6. WJW ◴[] No.27641008[source]
I think for the usecase GP gives it'd be even better to have a function `String -> Either (LineNumber,String,[Problem]) Email`, so that you can report back which of the lines had problems and what kind of problems. For web form validation you can skip the line number but it'd still be useful to keep the list of problems, so that you can report back to the user what about their input did not conform to expectations.
7. wodenokoto ◴[] No.27642801[source]
Thanks for the link. It looks really nice.

I see they’ve raised a lot of money. Does anyone know what their revenue model is?

8. geofft ◴[] No.27642921[source]
I think that is in fact validating in the sense that the article means it.

Here's validating a CSV in Python (which I'm using because it's a language that's, well, less excited about types than the author's choice of Haskell, to show that the principle still applies):

    def validate_data(filename):
        reader = csv.DictReader(open(filename))
        for row in reader:
            try:
                date = datetime.datetime.fromisoformat(row["date"])
            except ValueError:
                print("ERROR: Invalid date", row)
            if date < datetime.datetime(2021, 1, 1):
                print("ERROR: Last year's data", row))
            # etc.
        return errors

    def actually_work_with_data(filename):
        reader = csv.DictReader(open(filename))
        for row in reader:
            try:
                date = datetime.datetime.fromisoformat(row["date"])
            except ValueError:
                raise Exception("Wait, didn't you validate this already???")
            # etc.
Yes, it's a kind of silly example, but - the validation routine is already doing the work of getting the data into the form you want, and now you have some DRY problems. What happens if you start accepting additional time formats in validate_data but you forget to teach actually_work_with_data to do the same thing?
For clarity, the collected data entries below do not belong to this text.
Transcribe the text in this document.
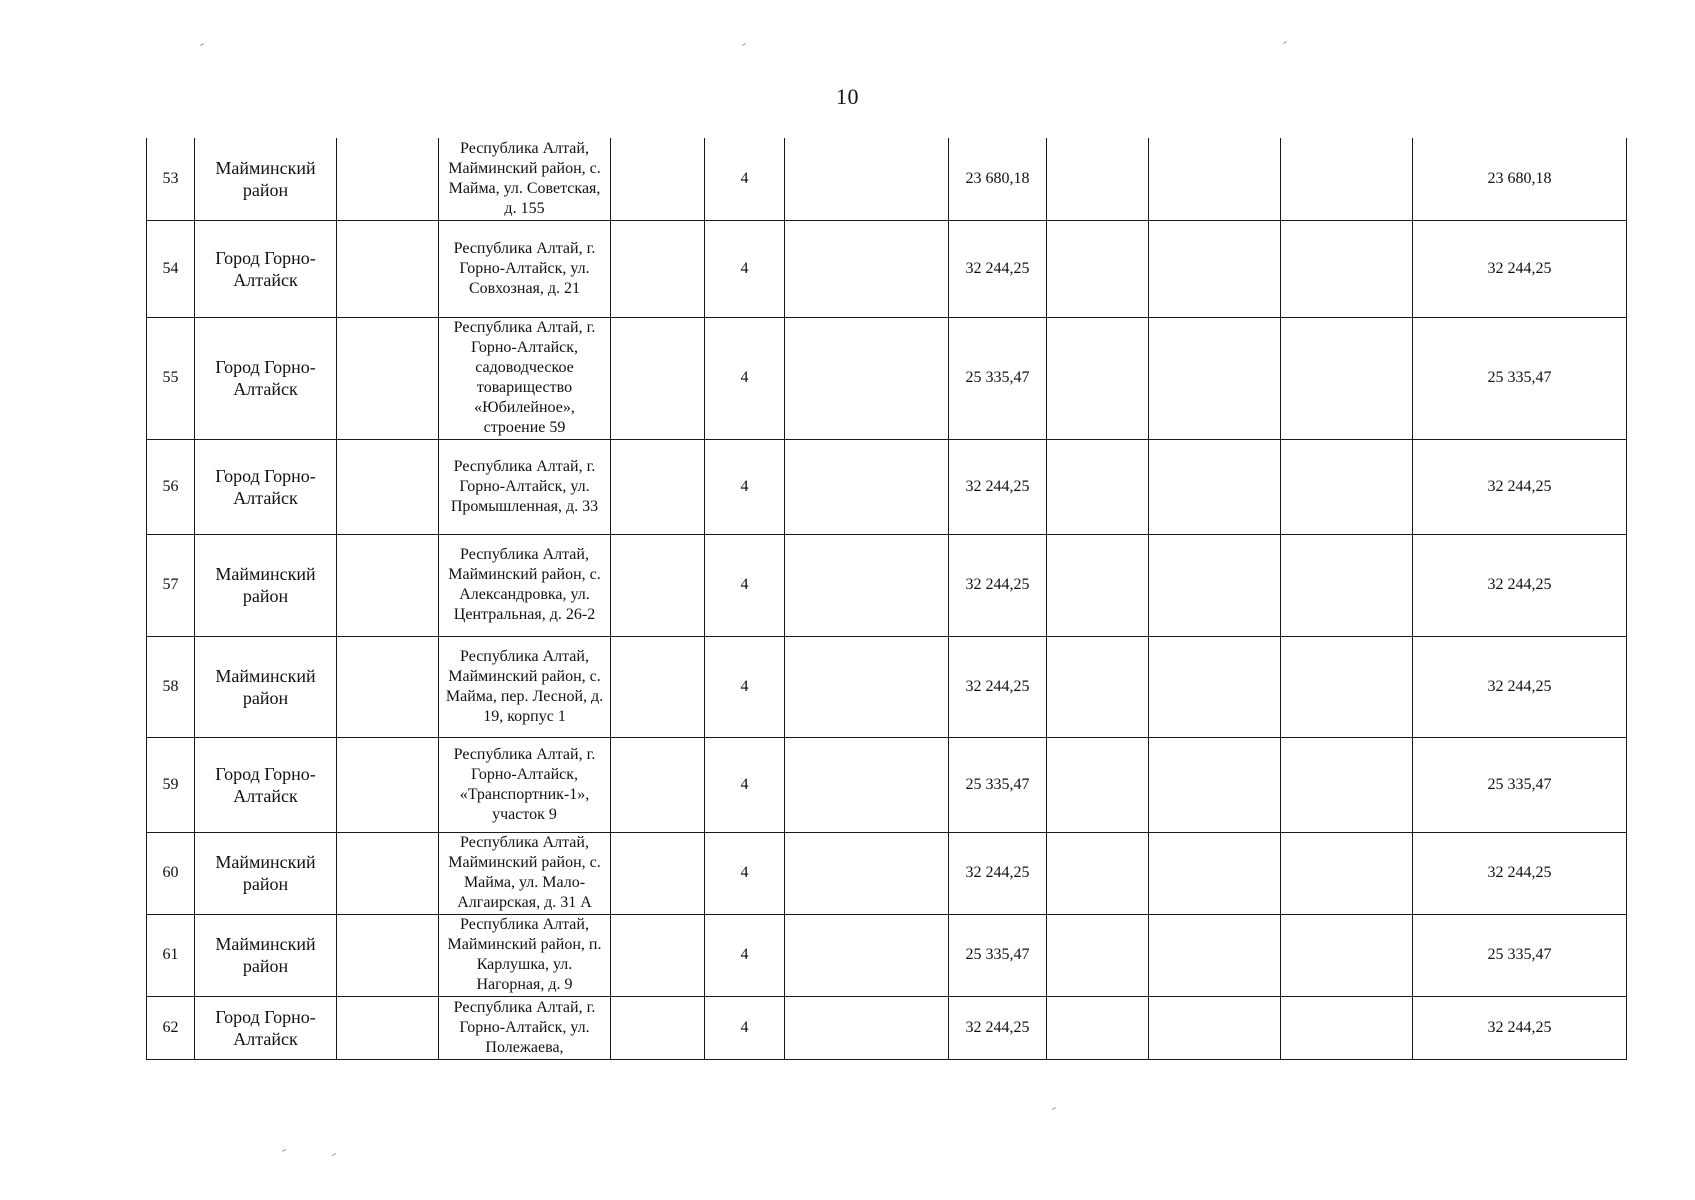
10
53	Майминский район		Республика Алтай, Майминский район, с. Майма, ул. Советская, д. 155		4		23 680,18				23 680,18
54	Город Горно-Алтайск		Республика Алтай, г. Горно-Алтайск, ул. Совхозная, д. 21		4		32 244,25				32 244,25
55	Город Горно-Алтайск		Республика Алтай, г. Горно-Алтайск, садоводческое товарищество «Юбилейное», строение 59		4		25 335,47				25 335,47
56	Город Горно-Алтайск		Республика Алтай, г. Горно-Алтайск, ул. Промышленная, д. 33		4		32 244,25				32 244,25
57	Майминский район		Республика Алтай, Майминский район, с. Александровка, ул. Центральная, д. 26-2		4		32 244,25				32 244,25
58	Майминский район		Республика Алтай, Майминский район, с. Майма, пер. Лесной, д. 19, корпус 1		4		32 244,25				32 244,25
59	Город Горно-Алтайск		Республика Алтай, г. Горно-Алтайск, «Транспортник-1», участок 9		4		25 335,47				25 335,47
60	Майминский район		Республика Алтай, Майминский район, с. Майма, ул. Мало-Алгаирская, д. 31 А		4		32 244,25				32 244,25
61	Майминский район		Республика Алтай, Майминский район, п. Карлушка, ул. Нагорная, д. 9		4		25 335,47				25 335,47
62	Город Горно-Алтайск		Республика Алтай, г. Горно-Алтайск, ул. Полежаева,		4		32 244,25				32 244,25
The insight is that the work of reporting errors in the data is exactly the same as the work of getting non-erroneous data into a usable form. If a row of data doesn't have an error, that means it's usable; if you can't turn it into a directly usable format, that necessarily means it has some sort of error.

So what you want is a function that takes the data and does both of these at the same time, because it's actually just a single task.

In a language like Haskell or Rust, there's a built-in type for "either a result or an error", and the convention is to pass errors back as data. In a language like Python, there isn't a similar concept and the convention is to pass errors as exceptions. Since you want to accumulate all the errors, I'd probably just put them into a separate list:

    @attr.s # or @dataclasses.dataclass, whichever
    class Order:
        name: str
        date: datetime.datetime
        ...

    def parse(filename):
        data = []
        errors = []
        reader = csv.DictReader(open(filename))
        for row in reader:
            try:
                date = datetime.datetime.fromisoformat(row["date"])
            except ValueError:
                errors.append(("Invalid date", row))
                continue
            if date < datetime.datetime(2021, 1, 1):
                errors.append(("Last year's data", row))
                continue
            # etc.
            data.append(Order(name=row["name"], date=date, ...))
        return data, errors
And then all the logic of working with the data, whether to actually use it or to report errors, is in one place. Both your report of bad data and your actually_work_with_data function call the same routine. Your actual code doesn't have to parse fields in the CSV itself; that's already been done by what used to be the validation code. It gets a list of Order objects, and unlike a dictionary from DictReader, you know that an Order object is usable without further checks. (The author talks about "Use a data structure that makes illegal states unrepresentable" - this isn't quite doable in Python where you can generally put whatever you want in an object, but if you follow the discipline that only the parse() function generates new Order objects, then it's effectively true in practice.)

And if your file format changes, you make the change in one spot; you've kept the code DRY.